First load the package:

library(car)

Then, convert your dataframe into a matrix. In the following line of code, `cbind()`

picks up all the data in `my.dataframe`

, group by group (the groups are `week08`

, `week12`

, `week16`

and `week20`

) and builds a matrix.

my.matrix <- with(my.dataframe, cbind(rat.weight[time.point=="week08"], rat.weight[time.point=="week12"], rat.weight[time.point=="week16"], rat.weight[time.point=="week20"])) my.matrix

Now we build a linear model and a design (by which we name the groups/factors):

model <- lm(my.matrix ~ 1) design <- factor(c("week08", "week12", "week16", "week20"))

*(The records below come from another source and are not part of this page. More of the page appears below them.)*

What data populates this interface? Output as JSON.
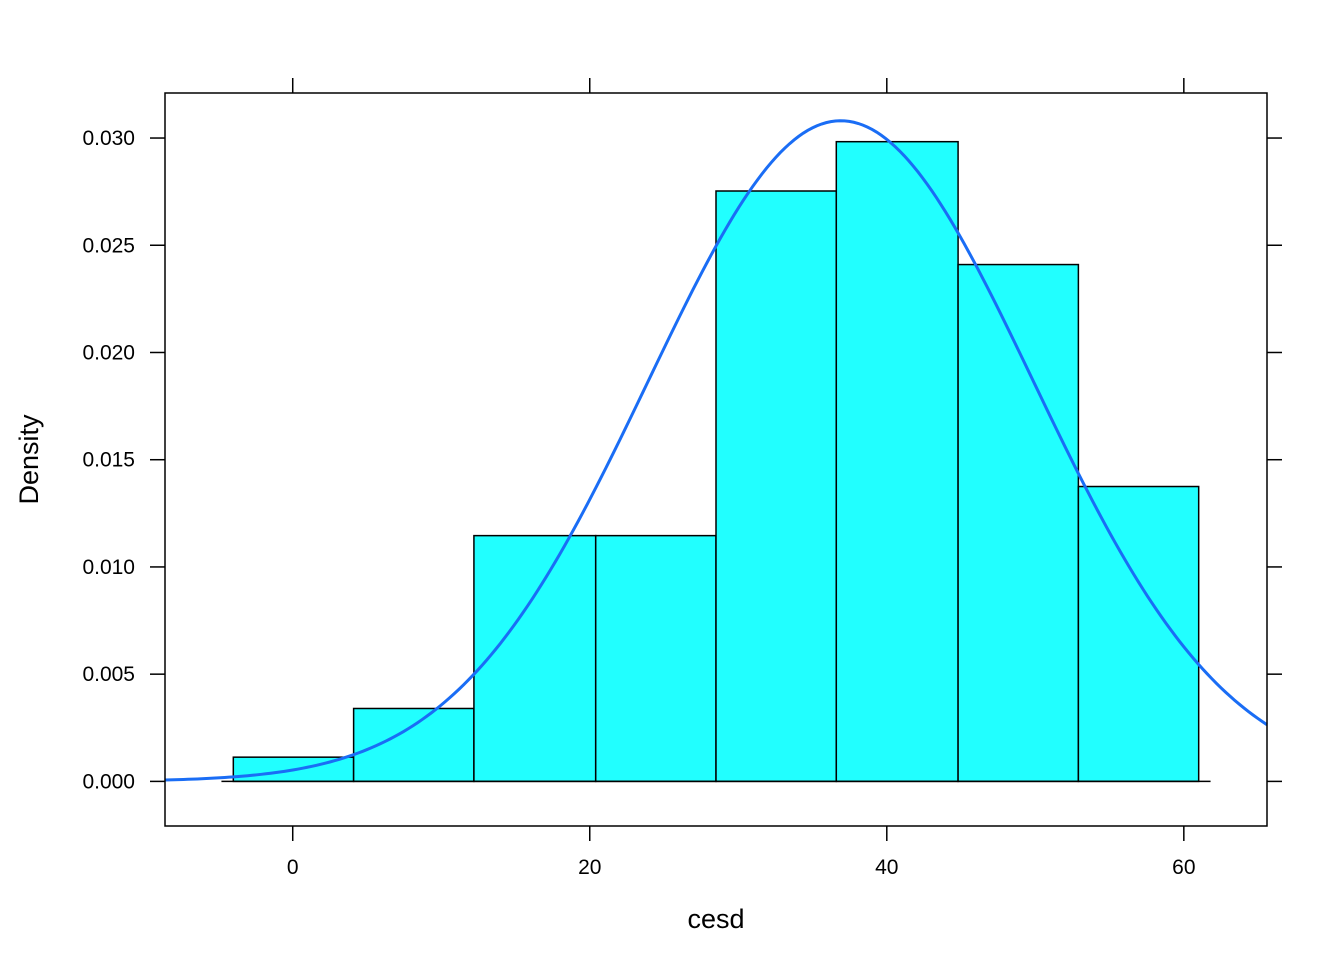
{
  "chart_data": {
    "type": "bar",
    "subtype": "histogram-with-density-curve",
    "xlabel": "cesd",
    "ylabel": "Density",
    "xlim": [
      -8.6,
      65.6
    ],
    "ylim": [
      -0.00208,
      0.0321
    ],
    "x_ticks": [
      0,
      20,
      40,
      60
    ],
    "x_tick_labels": [
      "0",
      "20",
      "40",
      "60"
    ],
    "y_ticks": [
      0,
      0.005,
      0.01,
      0.015,
      0.02,
      0.025,
      0.03
    ],
    "y_tick_labels": [
      "0.000",
      "0.005",
      "0.010",
      "0.015",
      "0.020",
      "0.025",
      "0.030"
    ],
    "grid": false,
    "bar_color": "#21FFFF",
    "bar_edge_color": "#000000",
    "bins": [
      {
        "start": -4.0,
        "end": 4.1,
        "density": 0.00113
      },
      {
        "start": 4.1,
        "end": 12.2,
        "density": 0.0034
      },
      {
        "start": 12.2,
        "end": 20.4,
        "density": 0.01146
      },
      {
        "start": 20.4,
        "end": 28.5,
        "density": 0.01146
      },
      {
        "start": 28.5,
        "end": 36.6,
        "density": 0.02753
      },
      {
        "start": 36.6,
        "end": 44.8,
        "density": 0.02983
      },
      {
        "start": 44.8,
        "end": 52.9,
        "density": 0.0241
      },
      {
        "start": 52.9,
        "end": 61.0,
        "density": 0.01375
      }
    ],
    "baseline": {
      "x_start": -4.8,
      "x_end": 61.8,
      "y": 0
    },
    "density_curve": {
      "type": "normal",
      "mean": 36.9,
      "sd": 12.95,
      "color": "#1A6DF5",
      "x_range": [
        -8.6,
        65.6
      ]
    }
  }
}
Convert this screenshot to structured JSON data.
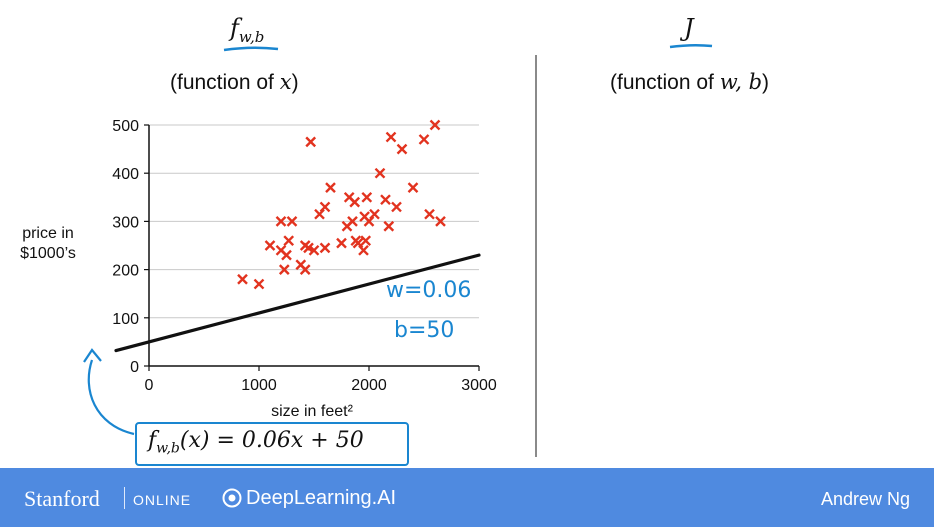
{
  "left_title": "f",
  "left_title_sub": "w,b",
  "left_subtitle_prefix": "(function of ",
  "left_subtitle_var": "x",
  "left_subtitle_suffix": ")",
  "right_title": "J",
  "right_subtitle_prefix": "(function of ",
  "right_subtitle_var": "w, b",
  "right_subtitle_suffix": ")",
  "formula_lhs": "f",
  "formula_sub": "w,b",
  "formula_rhs": "(x) = 0.06x + 50",
  "annotation_w": "w=0.06",
  "annotation_b": "b=50",
  "ylabel_line1": "price in",
  "ylabel_line2": "$1000’s",
  "footer": {
    "stanford": "Stanford",
    "online": "ONLINE",
    "deeplearning": "DeepLearning.AI",
    "author": "Andrew Ng"
  },
  "colors": {
    "points": "#e2331f",
    "annotation": "#1a86d0",
    "footer_bg": "#4f8ae0",
    "line": "#111111"
  },
  "chart_data": {
    "type": "scatter",
    "xlabel": "size in feet²",
    "ylabel": "price in $1000’s",
    "xlim": [
      0,
      3000
    ],
    "ylim": [
      0,
      500
    ],
    "xticks": [
      0,
      1000,
      2000,
      3000
    ],
    "yticks": [
      0,
      100,
      200,
      300,
      400,
      500
    ],
    "grid": true,
    "points": [
      [
        850,
        180
      ],
      [
        1000,
        170
      ],
      [
        1100,
        250
      ],
      [
        1200,
        300
      ],
      [
        1200,
        240
      ],
      [
        1230,
        200
      ],
      [
        1250,
        230
      ],
      [
        1270,
        260
      ],
      [
        1300,
        300
      ],
      [
        1380,
        210
      ],
      [
        1420,
        200
      ],
      [
        1420,
        250
      ],
      [
        1450,
        245
      ],
      [
        1470,
        465
      ],
      [
        1500,
        240
      ],
      [
        1550,
        315
      ],
      [
        1600,
        330
      ],
      [
        1600,
        245
      ],
      [
        1650,
        370
      ],
      [
        1750,
        255
      ],
      [
        1800,
        290
      ],
      [
        1820,
        350
      ],
      [
        1850,
        300
      ],
      [
        1870,
        340
      ],
      [
        1880,
        260
      ],
      [
        1900,
        255
      ],
      [
        1950,
        240
      ],
      [
        1960,
        310
      ],
      [
        1970,
        260
      ],
      [
        1980,
        350
      ],
      [
        2000,
        300
      ],
      [
        2050,
        315
      ],
      [
        2100,
        400
      ],
      [
        2150,
        345
      ],
      [
        2180,
        290
      ],
      [
        2200,
        475
      ],
      [
        2250,
        330
      ],
      [
        2300,
        450
      ],
      [
        2400,
        370
      ],
      [
        2500,
        470
      ],
      [
        2550,
        315
      ],
      [
        2600,
        500
      ],
      [
        2650,
        300
      ]
    ],
    "line": {
      "w": 0.06,
      "b": 50,
      "x_range": [
        -300,
        3000
      ]
    }
  }
}
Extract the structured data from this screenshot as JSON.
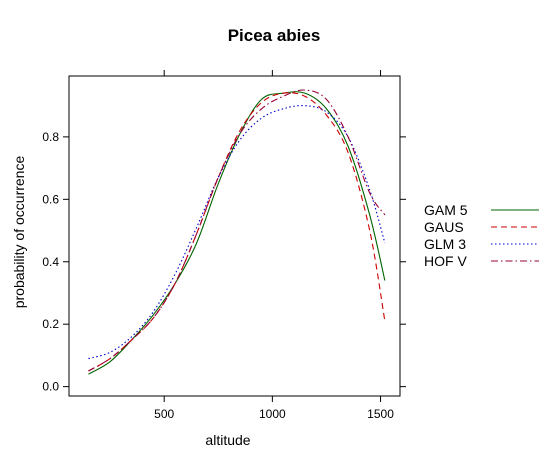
{
  "chart_data": {
    "type": "line",
    "title": "Picea abies",
    "xlabel": "altitude",
    "ylabel": "probability of occurrence",
    "xlim": [
      60,
      1590
    ],
    "ylim": [
      -0.03,
      0.995
    ],
    "xticks": [
      500,
      1000,
      1500
    ],
    "yticks": [
      0.0,
      0.2,
      0.4,
      0.6,
      0.8
    ],
    "ytick_labels": [
      "0.0",
      "0.2",
      "0.4",
      "0.6",
      "0.8"
    ],
    "legend_position": "right",
    "series": [
      {
        "name": "GAM 5",
        "color": "#006400",
        "dash": "solid",
        "x": [
          150,
          250,
          350,
          450,
          550,
          650,
          750,
          850,
          950,
          1050,
          1150,
          1250,
          1350,
          1450,
          1520
        ],
        "y": [
          0.04,
          0.08,
          0.15,
          0.23,
          0.33,
          0.46,
          0.65,
          0.81,
          0.92,
          0.94,
          0.94,
          0.89,
          0.77,
          0.55,
          0.34
        ]
      },
      {
        "name": "GAUS",
        "color": "#cc0000",
        "dash": "dashed",
        "x": [
          150,
          250,
          350,
          450,
          550,
          650,
          750,
          850,
          950,
          1050,
          1150,
          1250,
          1350,
          1450,
          1520
        ],
        "y": [
          0.05,
          0.09,
          0.15,
          0.22,
          0.33,
          0.49,
          0.67,
          0.82,
          0.91,
          0.94,
          0.93,
          0.87,
          0.75,
          0.5,
          0.21
        ]
      },
      {
        "name": "GLM 3",
        "color": "#0000cc",
        "dash": "dotted",
        "x": [
          150,
          250,
          350,
          450,
          550,
          650,
          750,
          850,
          950,
          1050,
          1150,
          1250,
          1350,
          1450,
          1520
        ],
        "y": [
          0.09,
          0.11,
          0.16,
          0.24,
          0.36,
          0.51,
          0.67,
          0.79,
          0.86,
          0.89,
          0.9,
          0.88,
          0.8,
          0.63,
          0.46
        ]
      },
      {
        "name": "HOF V",
        "color": "#990033",
        "dash": "dashdot",
        "x": [
          150,
          250,
          350,
          450,
          550,
          650,
          750,
          850,
          950,
          1050,
          1150,
          1250,
          1350,
          1450,
          1520
        ],
        "y": [
          0.05,
          0.09,
          0.15,
          0.22,
          0.33,
          0.49,
          0.67,
          0.81,
          0.89,
          0.93,
          0.95,
          0.92,
          0.8,
          0.62,
          0.55
        ]
      }
    ]
  }
}
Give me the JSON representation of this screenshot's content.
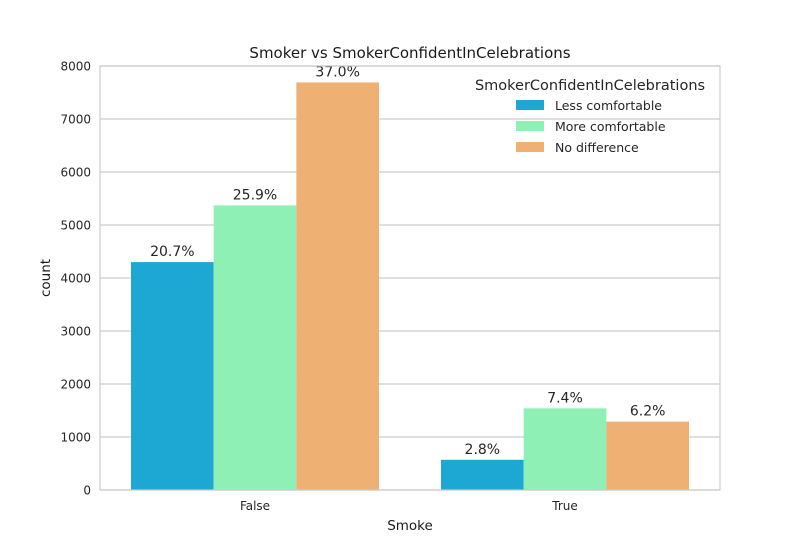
{
  "chart_data": {
    "type": "bar",
    "title": "Smoker vs SmokerConfidentInCelebrations",
    "xlabel": "Smoke",
    "ylabel": "count",
    "categories": [
      "False",
      "True"
    ],
    "ylim": [
      0,
      8000
    ],
    "yticks": [
      0,
      1000,
      2000,
      3000,
      4000,
      5000,
      6000,
      7000,
      8000
    ],
    "grid": true,
    "legend": {
      "title": "SmokerConfidentInCelebrations",
      "placement": "top-right"
    },
    "series": [
      {
        "name": "Less comfortable",
        "color": "#1da7d3",
        "values": [
          4300,
          570
        ],
        "labels": [
          "20.7%",
          "2.8%"
        ]
      },
      {
        "name": "More comfortable",
        "color": "#8ef0b4",
        "values": [
          5370,
          1540
        ],
        "labels": [
          "25.9%",
          "7.4%"
        ]
      },
      {
        "name": "No difference",
        "color": "#eeb173",
        "values": [
          7690,
          1290
        ],
        "labels": [
          "37.0%",
          "6.2%"
        ]
      }
    ]
  }
}
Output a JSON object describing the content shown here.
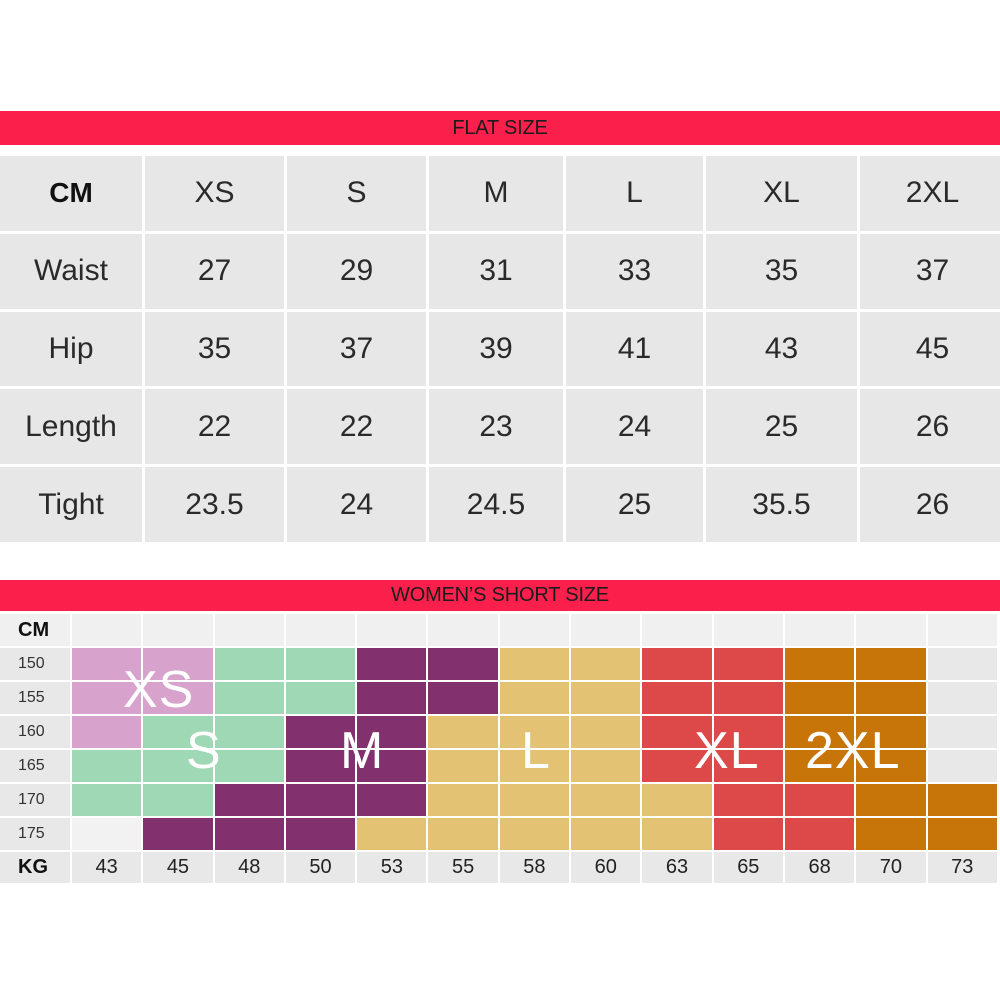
{
  "flat_size": {
    "title": "FLAT SIZE",
    "corner": "CM",
    "headers": [
      "XS",
      "S",
      "M",
      "L",
      "XL",
      "2XL"
    ],
    "rows": [
      {
        "label": "Waist",
        "values": [
          "27",
          "29",
          "31",
          "33",
          "35",
          "37"
        ]
      },
      {
        "label": "Hip",
        "values": [
          "35",
          "37",
          "39",
          "41",
          "43",
          "45"
        ]
      },
      {
        "label": "Length",
        "values": [
          "22",
          "22",
          "23",
          "24",
          "25",
          "26"
        ]
      },
      {
        "label": "Tight",
        "values": [
          "23.5",
          "24",
          "24.5",
          "25",
          "35.5",
          "26"
        ]
      }
    ]
  },
  "short_size": {
    "title": "WOMEN’S SHORT SIZE",
    "cm_label": "CM",
    "kg_label": "KG",
    "heights": [
      "150",
      "155",
      "160",
      "165",
      "170",
      "175"
    ],
    "weights": [
      "43",
      "45",
      "48",
      "50",
      "53",
      "55",
      "58",
      "60",
      "63",
      "65",
      "68",
      "70",
      "73"
    ],
    "size_labels": [
      "XS",
      "S",
      "M",
      "L",
      "XL",
      "2XL"
    ],
    "colors": {
      "banner": "#fb1f4c",
      "XS": "#d7a3cd",
      "S": "#9fd8b5",
      "M": "#83306f",
      "L": "#e3c274",
      "XL": "#dd4848",
      "2XL": "#c77408",
      "empty": "#e8e8e8"
    },
    "grid": [
      [
        "XS",
        "XS",
        "S",
        "S",
        "M",
        "M",
        "L",
        "L",
        "XL",
        "XL",
        "2XL",
        "2XL",
        ""
      ],
      [
        "XS",
        "XS",
        "S",
        "S",
        "M",
        "M",
        "L",
        "L",
        "XL",
        "XL",
        "2XL",
        "2XL",
        ""
      ],
      [
        "XS",
        "S",
        "S",
        "M",
        "M",
        "L",
        "L",
        "L",
        "XL",
        "XL",
        "2XL",
        "2XL",
        ""
      ],
      [
        "S",
        "S",
        "S",
        "M",
        "M",
        "L",
        "L",
        "L",
        "XL",
        "XL",
        "2XL",
        "2XL",
        ""
      ],
      [
        "S",
        "S",
        "M",
        "M",
        "M",
        "L",
        "L",
        "L",
        "L",
        "XL",
        "XL",
        "2XL",
        "2XL"
      ],
      [
        "",
        "M",
        "M",
        "M",
        "L",
        "L",
        "L",
        "L",
        "L",
        "XL",
        "XL",
        "2XL",
        "2XL"
      ]
    ]
  }
}
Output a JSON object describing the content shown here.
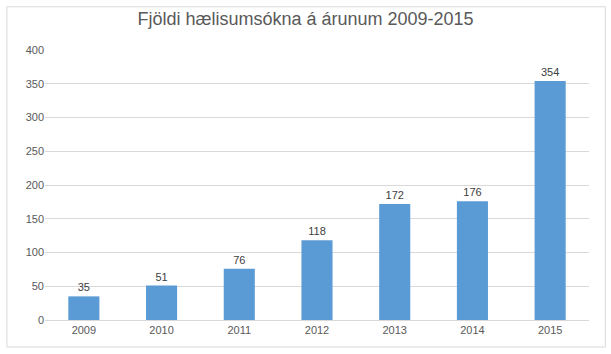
{
  "chart_data": {
    "type": "bar",
    "title": "Fjöldi hælisumsókna á árunum 2009-2015",
    "categories": [
      "2009",
      "2010",
      "2011",
      "2012",
      "2013",
      "2014",
      "2015"
    ],
    "values": [
      35,
      51,
      76,
      118,
      172,
      176,
      354
    ],
    "color": "#5b9bd5",
    "ylim": [
      0,
      400
    ],
    "yticks": [
      0,
      50,
      100,
      150,
      200,
      250,
      300,
      350,
      400
    ],
    "grid": true,
    "data_labels": true
  }
}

and we eventually run the repeated measures ANOVA via the function `Anova()`

:

options(contrasts=c("contr.sum", "contr.poly")) results <- Anova(model, idata=data.frame(design), idesign=~design, type="III") summary(results, multivariate=F)

R prints the following output:

As you may see here in the middle of the output, the Mauchly test for sphericity appears in the middle. It returns a p-value over 0.05 meaning that the null hypothesis stating that there is no difference in variances for all pairwise group comparisons is accepted. This means also that we have all rights to go ahead with the repeated measure ANOVA… and the result of the repeated measures ANOVA is to be found on top of the output. On the same line as “design”, an F-value and a p-value are given, and they show the same results as previously obtained.

Now that you know that there exist significant differences, you may proceed with an adapted posthoc test (pairwise comparisons).

**But what about the assumption of normality of distribution is not met?**

If so, you may use a non-parametric test called **Friedman rank sum test** (or simply Friedman test).

The function to call in R is `friedman.test(data, factor1, factor2)`

where `data`

is the vector that contains the measurements, `factor1`

is the grouping factor and `factor2`

is the blocking factor (where the individual IDs are stored).

Using our example as exposed at the top of this page, the syntax is:

friedman.test(rat.weight, time.point, rat.ID)

and the resulting output is:

The null hypothesis stating that there is no difference between the means of the groups is (again) rejected due to the low p-value.